PALEOCLIMATOLOGIE

Il y a 1,25 millions d'années, un dépôt de poussière de fer dans l'Océan Antarctique a modifié le climat

Ocean fertilisation CO2
Les vents emportent en permanence dans l'atmosphère des poussières de minéraux présents dans les sols, et les déposent dans les océans, ce qui peut influer sur le climat. En effet, ces dépôts de minéraux favorisent le développement des organismes marins, lesquels capturent une part importante du CO2 de l'air pour le transformer en oxygène (Crédits photo : Mikeyskatie).
Une étude vient de montrer qu'un accroissement du dépôt de particules de fer dans l'Océan Antarctique, survenu il y a 1,25 millions d'années, a intensifié les glaciations.

Des chercheurs espagnols et suisses viennent de montrer que le dépôt des poussières continentales dans l'Océan Antarctique au cours des 4 derniers millions d'années a profondément modifié le climat au cours de cette période.

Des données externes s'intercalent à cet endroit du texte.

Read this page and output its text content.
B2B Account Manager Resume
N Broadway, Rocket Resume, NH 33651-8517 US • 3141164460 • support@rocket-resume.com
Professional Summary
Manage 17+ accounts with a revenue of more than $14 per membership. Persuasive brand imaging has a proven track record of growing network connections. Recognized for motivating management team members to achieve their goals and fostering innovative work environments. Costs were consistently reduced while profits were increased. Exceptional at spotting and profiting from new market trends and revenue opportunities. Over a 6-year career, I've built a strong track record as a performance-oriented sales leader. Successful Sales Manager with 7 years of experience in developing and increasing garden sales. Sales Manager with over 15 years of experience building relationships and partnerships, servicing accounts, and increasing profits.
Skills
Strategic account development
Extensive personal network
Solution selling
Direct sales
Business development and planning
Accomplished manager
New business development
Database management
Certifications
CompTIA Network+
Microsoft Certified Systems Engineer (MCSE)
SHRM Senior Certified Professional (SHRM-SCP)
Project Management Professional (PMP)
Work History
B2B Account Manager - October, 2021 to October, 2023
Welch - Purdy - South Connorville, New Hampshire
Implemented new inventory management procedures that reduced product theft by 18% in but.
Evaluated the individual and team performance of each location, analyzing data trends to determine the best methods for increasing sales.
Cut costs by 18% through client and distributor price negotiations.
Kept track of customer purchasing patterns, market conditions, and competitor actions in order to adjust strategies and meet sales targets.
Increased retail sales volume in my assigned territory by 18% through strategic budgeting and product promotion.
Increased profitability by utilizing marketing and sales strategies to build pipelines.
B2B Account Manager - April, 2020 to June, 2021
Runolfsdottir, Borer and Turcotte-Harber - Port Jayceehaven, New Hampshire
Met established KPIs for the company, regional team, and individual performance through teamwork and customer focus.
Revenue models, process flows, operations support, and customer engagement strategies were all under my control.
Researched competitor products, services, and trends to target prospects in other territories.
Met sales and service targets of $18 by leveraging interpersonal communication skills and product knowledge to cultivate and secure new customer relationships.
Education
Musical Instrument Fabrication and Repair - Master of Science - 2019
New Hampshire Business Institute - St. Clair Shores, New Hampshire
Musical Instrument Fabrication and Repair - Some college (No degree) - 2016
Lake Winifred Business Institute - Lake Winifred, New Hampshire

En effet, les mesures enregistrées par Antoni Rosell-Mele et Alfredo Martinez-Garcia, les deux responsables de l'étude, montrent que ce dépôt de poussière a connu un pic important il y a 1,25 millions d'années. Or, c'est précisément à partir de ce moment là que la durée des périodes glaciaires s'est allongée, passant de quelques 41 000 ans à 100 000 ans. En d'autres termes, l'augmentation du dépôt de poussière continentale aurait engendré une intensification des glaciations.

Antoni Rosell-Mele et Alfredo Martinez-Garcia NatureUne poussière constituée de minéraux très appréciés des organismes marins


Pourquoi le dépôt des poussières continentales dans l'Océan Antarctique aurait-il influé sur le climat global ? Pour comprendre ce phénomène, il faut d'abord s'intéresser à la composition de ces poussières continentales. De quoi sont-elles constituées ? Il s'agit surtout de fer, de manganèse, de zinc ou encore de cobalt. Ces particules présentes dans le sol sont emportées en permanence par les vents qui balaient les continents.

Or, ces particules sont des nutriments très appréciés des organismes marins, et notamment par les micro-algues. Lorsque cette poussière de nutriments se dépose dans les océans, ceci favorise alors le développement de ces micro-algues. Ces dernières absorbent le CO2 présent dans l'atmosphère via le mécanisme de la photosynthèse pour le convertir en oxygène. Ce qui a pour effet de diminuer la concentration de CO2 dans l'atmosphère... et donc de diminuer l'effet de serre causé par ce gaz, que l'on sait propice aux périodes de réchauffement climatique. Un phénomène qui permet d'ailleurs de comprendre pourquoi les océans sont appelés "puits à CO2".

Fertiliser les océans avec du fer pour abaisser le CO2 atmosphérique ?


Si ce résultat, publié le 3 août 2011 dans la revue Nature est une nouveauté, notons toutefois que l'influence du dépôt des poussières continentales dans l'océan sur le développement des micro-algues marines, et donc sur la modification du taux de CO2 atmosphérique, était déjà connu et étudié. Ainsi, en 2009, Rémi Losno et Sylvain Triquet, deux chercheurs CNRS du Laboratoire inter-universitaire des systèmes atmosphériques (Universités Paris-VII et XII), partaient en expédition dans l'Océan Indien afin de quantifier le dépôt de ces poussières, dans le but de mieux comprendre leur incidence sur le développement de ces micro-algues si friandes de CO2.

Tous ces travaux s'incrivent dans un débat, très en vogue en ce moment dans les milieux scientifiques : afin d'abaisser le taux de CO2 atmosphérique, faudrait-il "essaimer" les océans de cette poussière de nutriments, afin de favoriser le développement de ces micro-algues ? Si cette idée est fortement controversée, notamment parce qu'on ignore encore sur le long terme le destin du CO2 ainsi piégé dans les océans, certains chercheurs ont cependant déjà tenté l'expérience. Avec des résultats décevants. Ce qui n'a toutefois pas empêché des sociétés comme Planktos ou Climos de lancer des expéditions de "fertilisation" des océans, en larguant des particules de fer à la surface des océans.

Gageons cependant que seule une compréhension fine des mécanismes océaniques, et notamment du mécanisme de piégeage du CO2, permettra d'avancer vraiment efficacement sur cette question.